Check for the presence of `errors` in your parsing logic and handle them accordingly. Error fields follow the same structure as [standard API errors](https://runware.ai/platform/errors).

## Code examples

**curl**:

```bash
# The -N flag disables curl's output buffering so chunks print as they arrive.

curl -N -X POST https://api.runware.ai/v1 \
  -H "Authorization: Bearer $RUNWARE_API_KEY" \
  -H "Content-Type: application/json" \
  -d '[
    {
      "taskType": "textInference",
      "taskUUID": "550e8400-e29b-41d4-a716-446655440000",
      "model": "minimax:m2.7@0",
      "deliveryMethod": "stream",
      "messages": [{"role": "user", "content": "Tell me a joke"}],
      "settings": {"maxTokens": 512, "temperature": 1.0},
      "includeCost": true
    }
  ]'
```

**JavaScript**:

```javascript
const response = await fetch('https://api.runware.ai/v1', {
  method: 'POST',
  headers: {
    'Authorization': 'Bearer ' + RUNWARE_API_KEY,
    'Content-Type': 'application/json',
  },
  body: JSON.stringify([{
    taskType: 'textInference',
    taskUUID: crypto.randomUUID(),
    model: 'minimax:m2.7@0',
    deliveryMethod: 'stream',
    messages: [{ role: 'user', content: 'Tell me a joke' }],
    settings: { maxTokens: 512, temperature: 1.0 },
  }]),
});

const reader = response.body.getReader();
const decoder = new TextDecoder();
let buffer = '';

while (true) {
  const { done, value } = await reader.read();
  if (done) break;

  buffer += decoder.decode(value, { stream: true });
  const lines = buffer.split('\n');
  buffer = lines.pop();

  for (const line of lines) {
    if (!line.trim() || line.startsWith(':')) continue;
    if (line === 'data: [DONE]') return;

    const json = JSON.parse(line.replace('data: ', ''));

    if (json.errors) {
      console.error(json.errors[0].message);
      return;
    }

    const text = json.delta?.text;
    if (text) process.stdout.write(text);
  }
}
```

**Python**:

```python
import json
import uuid
import httpx

response = httpx.post(
    'https://api.runware.ai/v1',
    headers={
        'Authorization': f'Bearer {RUNWARE_API_KEY}',
        'Content-Type': 'application/json',
    },
    json=[{
        'taskType': 'textInference',
        'taskUUID': str(uuid.uuid4()),
        'model': 'minimax:m2.7@0',
        'deliveryMethod': 'stream',
        'messages': [{'role': 'user', 'content': 'Tell me a joke'}],
        'settings': {'maxTokens': 512, 'temperature': 1.0},
    }],
    timeout=None,
)

for line in response.iter_lines():
    if not line or line.startswith(':'):
        continue
    if line == 'data: [DONE]':
        break

    data = json.loads(line.removeprefix('data: '))

    if 'errors' in data:
        raise Exception(data['errors'][0]['message'])

    text = data.get('delta', {}).get('text', '')
    if text:
        print(text, end='', flush=True)
```

## Best practices

- **Buffer by line, not by byte**. Network chunks may split a JSON event across multiple reads.
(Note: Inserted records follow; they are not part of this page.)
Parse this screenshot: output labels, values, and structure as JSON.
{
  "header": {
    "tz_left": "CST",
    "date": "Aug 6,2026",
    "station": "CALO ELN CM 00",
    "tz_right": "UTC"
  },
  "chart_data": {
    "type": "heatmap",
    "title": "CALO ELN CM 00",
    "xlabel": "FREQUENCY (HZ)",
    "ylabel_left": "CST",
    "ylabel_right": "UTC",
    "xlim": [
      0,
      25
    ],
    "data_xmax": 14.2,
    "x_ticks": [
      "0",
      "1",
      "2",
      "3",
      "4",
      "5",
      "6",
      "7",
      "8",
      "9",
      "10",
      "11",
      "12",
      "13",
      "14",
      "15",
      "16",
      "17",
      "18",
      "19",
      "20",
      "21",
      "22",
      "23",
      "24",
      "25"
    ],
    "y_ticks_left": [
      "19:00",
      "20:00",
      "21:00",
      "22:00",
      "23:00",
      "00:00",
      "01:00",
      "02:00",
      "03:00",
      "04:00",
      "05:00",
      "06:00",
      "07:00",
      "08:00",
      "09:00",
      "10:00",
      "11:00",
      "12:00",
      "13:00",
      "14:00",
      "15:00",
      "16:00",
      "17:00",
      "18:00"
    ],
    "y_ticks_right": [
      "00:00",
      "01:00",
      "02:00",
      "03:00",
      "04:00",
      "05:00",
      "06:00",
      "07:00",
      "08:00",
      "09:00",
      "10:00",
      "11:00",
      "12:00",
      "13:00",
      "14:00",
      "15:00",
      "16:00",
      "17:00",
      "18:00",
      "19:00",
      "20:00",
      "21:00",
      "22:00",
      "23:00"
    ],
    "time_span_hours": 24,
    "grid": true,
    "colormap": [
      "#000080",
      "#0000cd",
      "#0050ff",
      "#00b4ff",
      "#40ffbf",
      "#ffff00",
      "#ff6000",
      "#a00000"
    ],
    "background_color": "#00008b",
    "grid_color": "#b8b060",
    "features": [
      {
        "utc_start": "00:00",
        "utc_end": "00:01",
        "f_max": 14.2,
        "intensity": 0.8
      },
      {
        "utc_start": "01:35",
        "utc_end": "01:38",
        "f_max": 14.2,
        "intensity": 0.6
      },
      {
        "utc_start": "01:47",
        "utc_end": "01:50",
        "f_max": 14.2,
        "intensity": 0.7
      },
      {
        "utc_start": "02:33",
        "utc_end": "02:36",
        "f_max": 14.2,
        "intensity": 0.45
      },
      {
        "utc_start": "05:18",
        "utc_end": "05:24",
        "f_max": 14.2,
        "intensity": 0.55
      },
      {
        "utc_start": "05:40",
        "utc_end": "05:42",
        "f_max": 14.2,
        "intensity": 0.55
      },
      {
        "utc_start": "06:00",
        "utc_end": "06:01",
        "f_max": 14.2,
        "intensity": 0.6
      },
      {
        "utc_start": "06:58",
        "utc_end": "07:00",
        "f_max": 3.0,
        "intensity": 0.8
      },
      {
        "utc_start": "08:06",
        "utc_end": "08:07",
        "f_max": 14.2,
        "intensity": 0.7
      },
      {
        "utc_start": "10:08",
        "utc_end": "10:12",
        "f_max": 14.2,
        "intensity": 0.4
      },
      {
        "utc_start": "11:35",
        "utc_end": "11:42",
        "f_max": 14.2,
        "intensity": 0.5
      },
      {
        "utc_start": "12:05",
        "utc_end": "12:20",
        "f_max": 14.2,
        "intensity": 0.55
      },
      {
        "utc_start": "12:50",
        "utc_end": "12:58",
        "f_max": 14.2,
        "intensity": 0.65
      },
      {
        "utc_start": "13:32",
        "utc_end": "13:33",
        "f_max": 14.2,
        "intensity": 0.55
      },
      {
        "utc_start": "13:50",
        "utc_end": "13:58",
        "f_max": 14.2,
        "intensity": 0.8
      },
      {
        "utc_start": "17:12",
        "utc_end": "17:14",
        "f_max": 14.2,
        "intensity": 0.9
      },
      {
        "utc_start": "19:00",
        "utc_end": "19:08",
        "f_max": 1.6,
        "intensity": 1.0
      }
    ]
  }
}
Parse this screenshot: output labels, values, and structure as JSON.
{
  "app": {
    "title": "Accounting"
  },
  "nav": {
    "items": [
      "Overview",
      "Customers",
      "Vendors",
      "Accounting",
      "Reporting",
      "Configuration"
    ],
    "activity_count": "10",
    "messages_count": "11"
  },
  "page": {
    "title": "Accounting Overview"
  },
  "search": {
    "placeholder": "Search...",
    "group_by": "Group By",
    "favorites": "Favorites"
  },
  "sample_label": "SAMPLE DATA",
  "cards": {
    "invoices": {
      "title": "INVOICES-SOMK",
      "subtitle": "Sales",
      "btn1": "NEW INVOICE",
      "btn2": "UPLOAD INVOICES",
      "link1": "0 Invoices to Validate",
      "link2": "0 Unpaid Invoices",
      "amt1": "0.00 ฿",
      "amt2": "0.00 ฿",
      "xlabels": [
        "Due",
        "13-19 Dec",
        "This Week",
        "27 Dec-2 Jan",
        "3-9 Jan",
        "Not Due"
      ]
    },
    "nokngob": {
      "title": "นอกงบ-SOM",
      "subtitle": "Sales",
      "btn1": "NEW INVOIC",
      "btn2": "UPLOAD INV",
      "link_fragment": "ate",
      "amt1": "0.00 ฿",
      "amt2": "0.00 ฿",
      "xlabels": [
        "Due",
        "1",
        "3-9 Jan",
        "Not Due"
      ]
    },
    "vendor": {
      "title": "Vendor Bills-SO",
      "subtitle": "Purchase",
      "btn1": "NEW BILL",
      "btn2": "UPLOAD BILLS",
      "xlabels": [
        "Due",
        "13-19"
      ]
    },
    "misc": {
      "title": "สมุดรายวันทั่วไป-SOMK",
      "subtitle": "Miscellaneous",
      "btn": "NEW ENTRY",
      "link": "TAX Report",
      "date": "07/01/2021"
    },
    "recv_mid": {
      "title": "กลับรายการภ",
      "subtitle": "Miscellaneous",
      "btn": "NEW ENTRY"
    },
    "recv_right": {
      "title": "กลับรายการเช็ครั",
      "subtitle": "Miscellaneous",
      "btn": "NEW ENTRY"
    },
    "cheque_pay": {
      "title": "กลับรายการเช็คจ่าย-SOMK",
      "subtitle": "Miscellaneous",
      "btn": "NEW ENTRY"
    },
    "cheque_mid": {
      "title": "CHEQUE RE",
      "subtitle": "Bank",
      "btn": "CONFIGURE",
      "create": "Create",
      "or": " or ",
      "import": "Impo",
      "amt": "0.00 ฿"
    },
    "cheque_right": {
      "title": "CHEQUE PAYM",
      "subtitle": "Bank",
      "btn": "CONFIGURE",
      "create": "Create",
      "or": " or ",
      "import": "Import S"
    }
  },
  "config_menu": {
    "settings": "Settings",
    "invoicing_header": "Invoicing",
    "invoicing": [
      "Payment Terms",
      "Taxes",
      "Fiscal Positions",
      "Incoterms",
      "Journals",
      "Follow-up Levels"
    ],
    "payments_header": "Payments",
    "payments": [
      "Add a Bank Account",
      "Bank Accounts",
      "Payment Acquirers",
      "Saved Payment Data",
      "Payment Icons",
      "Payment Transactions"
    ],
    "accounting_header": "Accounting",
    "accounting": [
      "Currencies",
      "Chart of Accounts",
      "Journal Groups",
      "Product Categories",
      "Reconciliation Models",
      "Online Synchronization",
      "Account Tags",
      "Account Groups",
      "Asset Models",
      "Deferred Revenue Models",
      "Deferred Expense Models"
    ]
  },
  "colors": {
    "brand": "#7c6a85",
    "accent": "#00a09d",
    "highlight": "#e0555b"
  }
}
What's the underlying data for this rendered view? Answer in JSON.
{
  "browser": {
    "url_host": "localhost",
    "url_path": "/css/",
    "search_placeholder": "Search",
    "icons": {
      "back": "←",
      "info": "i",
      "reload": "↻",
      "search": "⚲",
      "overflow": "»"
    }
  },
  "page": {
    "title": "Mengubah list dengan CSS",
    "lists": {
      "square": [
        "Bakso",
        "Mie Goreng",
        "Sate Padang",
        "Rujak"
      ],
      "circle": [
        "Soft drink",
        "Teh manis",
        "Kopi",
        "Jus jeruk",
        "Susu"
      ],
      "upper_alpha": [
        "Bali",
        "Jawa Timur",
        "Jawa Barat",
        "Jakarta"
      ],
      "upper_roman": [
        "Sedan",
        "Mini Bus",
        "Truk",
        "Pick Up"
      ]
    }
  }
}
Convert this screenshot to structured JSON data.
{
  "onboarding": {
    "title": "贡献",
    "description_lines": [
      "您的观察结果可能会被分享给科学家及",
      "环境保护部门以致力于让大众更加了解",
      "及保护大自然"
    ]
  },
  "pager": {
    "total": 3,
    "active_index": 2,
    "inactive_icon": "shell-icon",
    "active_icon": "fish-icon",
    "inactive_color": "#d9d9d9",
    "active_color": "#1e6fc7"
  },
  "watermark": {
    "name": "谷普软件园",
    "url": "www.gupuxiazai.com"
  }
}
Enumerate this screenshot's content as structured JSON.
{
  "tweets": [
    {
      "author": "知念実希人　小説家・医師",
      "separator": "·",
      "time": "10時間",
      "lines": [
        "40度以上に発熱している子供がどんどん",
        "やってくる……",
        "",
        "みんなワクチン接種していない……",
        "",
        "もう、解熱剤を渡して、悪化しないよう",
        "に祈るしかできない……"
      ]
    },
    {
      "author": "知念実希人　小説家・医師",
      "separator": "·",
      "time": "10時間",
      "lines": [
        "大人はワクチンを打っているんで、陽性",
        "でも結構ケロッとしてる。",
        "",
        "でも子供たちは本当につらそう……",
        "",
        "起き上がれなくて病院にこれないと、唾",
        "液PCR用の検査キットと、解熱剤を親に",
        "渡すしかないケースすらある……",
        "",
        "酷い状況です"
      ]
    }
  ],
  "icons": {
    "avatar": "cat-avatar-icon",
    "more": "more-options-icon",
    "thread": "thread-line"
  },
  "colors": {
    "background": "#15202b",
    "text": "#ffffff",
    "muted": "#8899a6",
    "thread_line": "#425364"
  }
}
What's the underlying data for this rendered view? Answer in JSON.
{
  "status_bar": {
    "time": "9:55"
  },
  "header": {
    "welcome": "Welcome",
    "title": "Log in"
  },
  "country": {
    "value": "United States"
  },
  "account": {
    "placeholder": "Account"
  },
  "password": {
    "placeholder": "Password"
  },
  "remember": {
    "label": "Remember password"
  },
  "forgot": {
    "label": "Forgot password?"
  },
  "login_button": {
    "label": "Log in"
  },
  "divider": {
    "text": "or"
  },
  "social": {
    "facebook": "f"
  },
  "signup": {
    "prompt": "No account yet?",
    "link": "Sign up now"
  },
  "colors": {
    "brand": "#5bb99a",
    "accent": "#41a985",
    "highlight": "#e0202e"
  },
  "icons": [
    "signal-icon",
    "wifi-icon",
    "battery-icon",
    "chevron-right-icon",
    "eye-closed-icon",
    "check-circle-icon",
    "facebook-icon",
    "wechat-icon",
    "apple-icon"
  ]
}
Accumulate data in a buffer and process complete lines only.
- **Handle `[DONE]` explicitly**. Always check for the `data: [DONE]` sentinel before attempting to parse JSON. Treating it as JSON will cause a parse error.
- **Separate reasoning from content**. If you're working with reasoning models, track whether the stream is currently delivering `delta.reasoningContent` or `delta.text` and route them accordingly.
- **Implement timeouts**. Set a reasonable timeout for the overall stream connection. If no events arrive within your timeout window, close the connection and retry.
- **Use the Fetch API for browser clients**. The browser's native `EventSource` API only supports GET requests. Since text inference uses POST, use the Fetch API with `ReadableStream` instead.